Boise - Capital City of the Gem State

Wednesday, September 25, 2019
Boise, Idaho, United States
Boise ended up being the last stop on my southern Idaho sojourn.  I had been there once before on my 2003 trip to western Canada and the Northwest and was reasonably impressed with the city at the time.  It struck me then as having a very lively downtown for a relatively small city, including at night on a summer weekend evening when the streets were filled with people in what seemed like a pretty big bar and club scene.  I don’t recall doing too much sightseeing back then, but I left with a positive enough impression of it that I considered it to be a possibility on my Top 10 list of potential places to live.  That would be due to its location near the mountains and decent skiing and hiking and also a quite dry climate with hot season that isn’t too long.
Boise has for several decades been one of the fastest growing metropolitan areas in the country, so it’s not quite the small city it once was now that the population of the so-called Treasure Valley is around 700,000.  And there does seem to be a huge of amount of new construction, suburban sprawl, and even traffic in the area. So I have no regrets about choosing a smaller city in Montana instead.

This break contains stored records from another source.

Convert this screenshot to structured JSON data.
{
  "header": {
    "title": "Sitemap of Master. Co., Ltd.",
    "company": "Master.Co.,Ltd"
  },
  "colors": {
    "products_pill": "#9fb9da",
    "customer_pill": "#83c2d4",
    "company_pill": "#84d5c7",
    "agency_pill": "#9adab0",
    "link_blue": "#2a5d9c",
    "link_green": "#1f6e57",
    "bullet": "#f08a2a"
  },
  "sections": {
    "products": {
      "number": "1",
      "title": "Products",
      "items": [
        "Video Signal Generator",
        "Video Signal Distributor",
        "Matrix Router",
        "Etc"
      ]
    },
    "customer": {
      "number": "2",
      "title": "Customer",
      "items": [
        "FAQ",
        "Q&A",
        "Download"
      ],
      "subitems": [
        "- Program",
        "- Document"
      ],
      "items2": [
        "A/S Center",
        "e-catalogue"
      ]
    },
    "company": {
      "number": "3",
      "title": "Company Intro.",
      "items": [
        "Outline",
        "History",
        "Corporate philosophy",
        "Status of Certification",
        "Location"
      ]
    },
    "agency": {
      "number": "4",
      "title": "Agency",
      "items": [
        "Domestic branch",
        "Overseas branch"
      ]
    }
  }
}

There doesn’t seem to be too much to see in Boise in terms of major attractions.  I naturally went to the state capitol, something I didn’t do last time around, probably because I was there on a weekend that time.  It’s one of those state capitol buildings modeled on the national capitol in DC and is quite opulent inside. Most state capitol buildings I visit impress me as significantly nicer than the one I worked at for several years in Colorado.  It always struck me that Colorado deserves to have a more grandiose state capitol. The Idaho state capitol was close to deserted while I was there in the late afternoon and there was no security whatsoever.  I could pretty much go anywhere in the building, including into the house and senate chambers.  One of the state’s political claims to fame in recent years has been having the most lopsidedly Republican state legislature in the country with a current 80%/20% split between Republicans and Democrats in both chambers.
The other interesting spot I found downtown is the so-called Basque Block, a city block of Basque-oriented restaurants and cultural attractions.  I guess there’s a Basque social club and a jai alai fronton as well as the small museum I went to.  I find Basque culture to be quite interesting, having been to the region in Spain and France.  That members of the ethnic group managed to make it to the Great Basin region where they first immigrated to be shepherds is also quite odd. Boise is considered to have one of the largest Basque populations in the U.S., not that it’s very big part of the total population, though.  I stopped for a drink at a restaurant named Leku Ona and then had a Solomo sandwich of marinated pork and red peppers at Bar Gernika.  However, it wasn’t quite the Basque cuisine experience I had been hoping for considering how fine the food is in the homeland.
My original plan was to head to the Sawtooth Mountains and Sun Valley area for some hiking and then finish up at Craters of the Moon National Monument before heading home.  Each day, though, the weather forecast for the days I planned to be there kept getting worse to the point where it was now under winter storm watch.  That wouldn’t be much fun to hike in and probably even less fun to drive in in my Buick.  After going to the Boise Zoo on Thursday afternoon, I decided to head for home instead to get back across the Continental Divide before the storm.  When it’s sunny and 80* and you’re walking around the zoo in shorts, it’s hard to believe that there will be a winter storm in two days, but that’s just weather in the West.